In our study, we also measured SVV, which has been validated in various patient populations (except those undergoing open major vascular surgery) in the operating room and the ICU, with various threshold values between 10 and 15% [38, 39]. Regarding SVV values measured using FloTrac technology, since its introduction, the performance of this uncalibrated technique has improved, particularly under hypo- and normodynamic conditions [40]. The device has been proven to accurately track changes in cardiac output when preload changes [41]. On the other hand, current evidence still shows conflicting results on the FloTrac technology: the system still lacks optimal accuracy and trending ability in cardiac and vascular surgery, and the discrepancy in cardiac output measurement depends on the peripheral vascular tone [42, 43]. The FloTrac 4-th generation software used in our study is both more accurate and more precise even when phenylephrine in low-moderate doses are administered [44]. However, no study was performed with ephedrine or norepinephrine and thus we excluded from the study all the VLTs preceded by the administration of those two drugs.

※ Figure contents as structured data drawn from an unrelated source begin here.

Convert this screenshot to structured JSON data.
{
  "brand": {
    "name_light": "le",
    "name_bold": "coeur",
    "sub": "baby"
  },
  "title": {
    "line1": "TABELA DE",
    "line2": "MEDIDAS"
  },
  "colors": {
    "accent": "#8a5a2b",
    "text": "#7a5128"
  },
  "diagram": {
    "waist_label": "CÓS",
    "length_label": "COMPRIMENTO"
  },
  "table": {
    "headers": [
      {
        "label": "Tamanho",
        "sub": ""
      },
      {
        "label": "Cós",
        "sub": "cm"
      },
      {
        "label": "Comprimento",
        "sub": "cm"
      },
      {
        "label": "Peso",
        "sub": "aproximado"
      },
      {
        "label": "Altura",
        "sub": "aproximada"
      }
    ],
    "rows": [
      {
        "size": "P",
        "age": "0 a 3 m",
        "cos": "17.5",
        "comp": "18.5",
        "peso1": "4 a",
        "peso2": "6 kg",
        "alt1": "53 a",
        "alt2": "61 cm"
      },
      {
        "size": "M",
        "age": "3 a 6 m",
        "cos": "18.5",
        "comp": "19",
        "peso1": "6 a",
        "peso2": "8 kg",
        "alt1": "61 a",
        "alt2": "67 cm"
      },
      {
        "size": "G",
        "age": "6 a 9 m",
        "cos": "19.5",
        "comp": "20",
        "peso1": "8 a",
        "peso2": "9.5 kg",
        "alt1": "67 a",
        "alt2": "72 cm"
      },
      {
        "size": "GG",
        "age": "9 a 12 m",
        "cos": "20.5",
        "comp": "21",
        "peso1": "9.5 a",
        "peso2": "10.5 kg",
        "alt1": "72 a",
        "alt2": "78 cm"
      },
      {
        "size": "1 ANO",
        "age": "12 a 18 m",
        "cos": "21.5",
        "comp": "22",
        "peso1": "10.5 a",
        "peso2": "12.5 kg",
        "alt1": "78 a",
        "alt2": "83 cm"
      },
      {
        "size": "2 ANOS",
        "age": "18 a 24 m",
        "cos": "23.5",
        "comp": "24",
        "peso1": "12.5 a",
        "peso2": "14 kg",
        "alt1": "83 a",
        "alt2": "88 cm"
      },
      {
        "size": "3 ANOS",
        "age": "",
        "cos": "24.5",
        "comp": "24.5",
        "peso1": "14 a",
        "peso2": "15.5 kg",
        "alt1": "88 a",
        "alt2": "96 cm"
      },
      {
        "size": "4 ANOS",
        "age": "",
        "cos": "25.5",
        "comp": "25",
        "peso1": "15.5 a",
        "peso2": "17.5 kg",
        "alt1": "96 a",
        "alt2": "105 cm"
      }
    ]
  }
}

The only study (11 patients) of mixed gastrointestinal and vascular patients using Flo-Trac showed that an SVV threshold of 12% was a good predictor of fluid responsiveness (sensitivity: 0.86; specificity: 0.91) [45]. Nevertheless, 10% and 13% SVV threshold values, based on FloTrac technology, were used in randomized control trials on the effects of goal-directed therapy in high-risk vascular patients [46, 47]. Both of these studies reported that SVV-guided fluid optimization during open major vascular surgery was associated with better haemodynamic stability and fewer complications; however, there was no decrease in mortality. In our study, an SVV threshold value > 15% predicted fluid responsiveness with excellent specificity (100%) but only 78% sensitivity.

Conclusions

Our study validated the value of the SVC-CI measured as area variations in the SVC short axis view, to predict fluid responsiveness in anesthetized patients. We measured this new dynamic parameter with a miniaturized transoesophageal monoplane continuous echocardiography probe but the SVC-CI measured in ME-AA-SAX view may also be extended to the use of conventional TEE. The current study showed that for this cohort of significant preoperative hypovolemic patients underwent major open vascular surgery an hSVC-CI cutoff value of 37% and a SVV cutoff of 15% predicted fluid responsiveness with good accuracy.